I’m trying to make a triangle (isosceles triangle) to move around the screen and at the same time slightly rotate it when a user presses a directional key (like right or left).
I would like the nose (top point) of the triangle to lead the triangle at all times. (Like that old asteroids game).
My problem is with the maths behind this. At every X time interval, I want the triangle to move in ‘some direction’, I need help finding this direction (x and y increments/decrements).
I can find the center point (Centroid) of the triangle, and I have the top most x an y points, so I have a line vector to work with, but not a clue as to ‘how’ to work with it.
I think it has something to do with the old Sin and Cos methods and the amount (angle) that the triangle has been rotated, but I’m a bit rusty on that stuff.

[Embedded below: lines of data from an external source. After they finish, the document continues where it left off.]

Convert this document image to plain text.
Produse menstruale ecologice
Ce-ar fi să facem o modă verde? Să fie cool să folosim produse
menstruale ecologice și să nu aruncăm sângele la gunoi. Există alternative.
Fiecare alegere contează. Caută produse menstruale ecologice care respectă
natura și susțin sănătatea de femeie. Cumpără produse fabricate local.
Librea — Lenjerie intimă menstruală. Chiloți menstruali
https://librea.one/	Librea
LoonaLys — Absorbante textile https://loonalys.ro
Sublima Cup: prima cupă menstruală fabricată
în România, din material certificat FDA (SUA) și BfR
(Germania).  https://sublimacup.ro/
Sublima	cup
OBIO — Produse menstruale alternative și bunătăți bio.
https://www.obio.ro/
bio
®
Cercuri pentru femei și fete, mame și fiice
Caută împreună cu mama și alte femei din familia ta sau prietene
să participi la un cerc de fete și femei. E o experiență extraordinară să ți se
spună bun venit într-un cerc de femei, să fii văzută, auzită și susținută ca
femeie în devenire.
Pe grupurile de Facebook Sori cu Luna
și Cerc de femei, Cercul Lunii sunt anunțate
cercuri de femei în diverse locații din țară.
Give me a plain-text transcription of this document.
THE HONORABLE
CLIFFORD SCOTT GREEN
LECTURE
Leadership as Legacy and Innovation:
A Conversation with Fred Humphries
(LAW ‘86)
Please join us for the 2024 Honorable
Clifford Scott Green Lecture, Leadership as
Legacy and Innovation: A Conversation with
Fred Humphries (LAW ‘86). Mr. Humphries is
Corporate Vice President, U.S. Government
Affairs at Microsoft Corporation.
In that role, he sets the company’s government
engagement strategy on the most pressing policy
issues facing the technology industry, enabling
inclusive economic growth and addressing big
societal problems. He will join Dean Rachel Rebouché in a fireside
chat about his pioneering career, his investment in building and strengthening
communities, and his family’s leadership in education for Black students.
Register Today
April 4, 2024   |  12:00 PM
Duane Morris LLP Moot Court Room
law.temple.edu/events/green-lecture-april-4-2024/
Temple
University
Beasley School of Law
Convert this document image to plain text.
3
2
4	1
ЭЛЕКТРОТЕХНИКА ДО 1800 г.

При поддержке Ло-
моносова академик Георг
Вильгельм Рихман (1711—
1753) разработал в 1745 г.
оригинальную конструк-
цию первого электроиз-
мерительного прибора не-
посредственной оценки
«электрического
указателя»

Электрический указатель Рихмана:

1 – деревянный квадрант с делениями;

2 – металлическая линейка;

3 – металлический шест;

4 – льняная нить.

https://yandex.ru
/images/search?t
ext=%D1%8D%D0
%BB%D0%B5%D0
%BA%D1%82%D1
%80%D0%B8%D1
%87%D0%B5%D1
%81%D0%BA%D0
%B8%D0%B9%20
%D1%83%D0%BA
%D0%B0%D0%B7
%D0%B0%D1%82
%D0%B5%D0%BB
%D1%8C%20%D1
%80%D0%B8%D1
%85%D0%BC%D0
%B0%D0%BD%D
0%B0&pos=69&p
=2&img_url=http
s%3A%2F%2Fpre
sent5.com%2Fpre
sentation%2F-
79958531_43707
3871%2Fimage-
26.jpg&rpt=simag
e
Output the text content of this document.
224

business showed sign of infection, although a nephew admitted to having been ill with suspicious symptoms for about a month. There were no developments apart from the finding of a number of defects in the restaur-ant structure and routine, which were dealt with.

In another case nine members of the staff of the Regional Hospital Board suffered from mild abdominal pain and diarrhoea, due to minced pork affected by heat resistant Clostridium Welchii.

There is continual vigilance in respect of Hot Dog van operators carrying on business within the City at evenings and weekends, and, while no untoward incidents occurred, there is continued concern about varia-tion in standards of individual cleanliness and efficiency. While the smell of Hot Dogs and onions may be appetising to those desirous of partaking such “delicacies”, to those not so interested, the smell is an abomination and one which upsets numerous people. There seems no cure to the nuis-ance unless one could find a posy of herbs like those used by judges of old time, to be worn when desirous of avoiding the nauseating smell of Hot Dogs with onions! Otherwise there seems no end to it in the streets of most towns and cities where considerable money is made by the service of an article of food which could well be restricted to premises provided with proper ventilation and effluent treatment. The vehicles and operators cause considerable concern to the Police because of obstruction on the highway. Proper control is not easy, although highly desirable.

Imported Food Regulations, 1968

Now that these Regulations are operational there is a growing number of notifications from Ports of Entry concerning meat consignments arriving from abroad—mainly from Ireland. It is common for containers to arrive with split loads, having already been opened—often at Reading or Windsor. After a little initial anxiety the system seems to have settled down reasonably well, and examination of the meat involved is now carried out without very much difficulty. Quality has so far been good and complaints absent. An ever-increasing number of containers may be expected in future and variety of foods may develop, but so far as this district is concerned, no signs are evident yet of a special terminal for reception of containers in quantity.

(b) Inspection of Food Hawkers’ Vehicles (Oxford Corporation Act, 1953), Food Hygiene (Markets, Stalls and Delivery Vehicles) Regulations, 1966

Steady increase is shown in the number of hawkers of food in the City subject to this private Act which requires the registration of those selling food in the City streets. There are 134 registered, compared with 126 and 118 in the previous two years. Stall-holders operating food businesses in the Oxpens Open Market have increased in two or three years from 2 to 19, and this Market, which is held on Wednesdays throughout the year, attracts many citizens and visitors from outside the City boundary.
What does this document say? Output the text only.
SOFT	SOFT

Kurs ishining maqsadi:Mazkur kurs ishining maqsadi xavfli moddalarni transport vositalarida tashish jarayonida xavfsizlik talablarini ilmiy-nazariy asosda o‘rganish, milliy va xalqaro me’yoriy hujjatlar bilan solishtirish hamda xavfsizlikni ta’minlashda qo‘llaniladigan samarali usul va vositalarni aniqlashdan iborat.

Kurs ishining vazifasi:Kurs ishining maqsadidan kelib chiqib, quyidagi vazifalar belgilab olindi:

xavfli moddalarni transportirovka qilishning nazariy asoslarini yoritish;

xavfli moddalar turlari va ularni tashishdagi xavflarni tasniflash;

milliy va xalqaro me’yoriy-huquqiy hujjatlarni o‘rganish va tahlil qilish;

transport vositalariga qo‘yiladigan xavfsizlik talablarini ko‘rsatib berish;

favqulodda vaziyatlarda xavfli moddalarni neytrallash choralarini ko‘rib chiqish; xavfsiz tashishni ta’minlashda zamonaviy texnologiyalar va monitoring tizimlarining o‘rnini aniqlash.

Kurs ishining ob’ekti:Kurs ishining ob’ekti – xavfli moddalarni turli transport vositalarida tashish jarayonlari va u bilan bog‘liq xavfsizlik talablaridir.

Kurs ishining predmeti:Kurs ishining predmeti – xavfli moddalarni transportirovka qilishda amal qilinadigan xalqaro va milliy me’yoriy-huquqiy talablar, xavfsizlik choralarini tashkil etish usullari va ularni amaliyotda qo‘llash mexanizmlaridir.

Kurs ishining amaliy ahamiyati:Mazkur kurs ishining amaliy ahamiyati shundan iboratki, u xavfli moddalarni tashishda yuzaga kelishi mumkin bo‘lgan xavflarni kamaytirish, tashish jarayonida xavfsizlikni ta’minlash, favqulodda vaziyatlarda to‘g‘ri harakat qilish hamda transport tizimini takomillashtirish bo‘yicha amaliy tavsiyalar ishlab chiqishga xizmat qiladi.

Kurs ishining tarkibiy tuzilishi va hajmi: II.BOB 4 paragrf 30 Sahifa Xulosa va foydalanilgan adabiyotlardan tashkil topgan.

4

Any help is greatly appreciated.
The arctangent (inverse tangent) of vy/vx, where vx and vy are the components of your (centroid->tip) vector, gives you the angle the vector is facing.
The classical arctangent gives you an angle normalized to -90° < r < +90° degrees, however, so you have to add or subtract 90 degrees from the result depending on the sign of the result and the sign of vx.
Luckily, your standard library should proive an atan2() function that takes vx and vy seperately as parameters, and returns you an angle between 0° and 360°, or -180° and +180° degrees. It will also deal with the special case where vx=0, which would result in a division by zero if you were not careful.
See http://www.arctangent.net/atan.html or just search for ‘arctangent’.
Edit: I’ve used degrees in my post for clarity, but Java and many other languages/libraries work in radians where 180° = π.
You can also just add vx and vy to the triangle’s points to make it move in the ‘forward’ direction, but make sure that the vector is normalized (vx² + vy² = 1), else the speed will depend on your triangle’s size.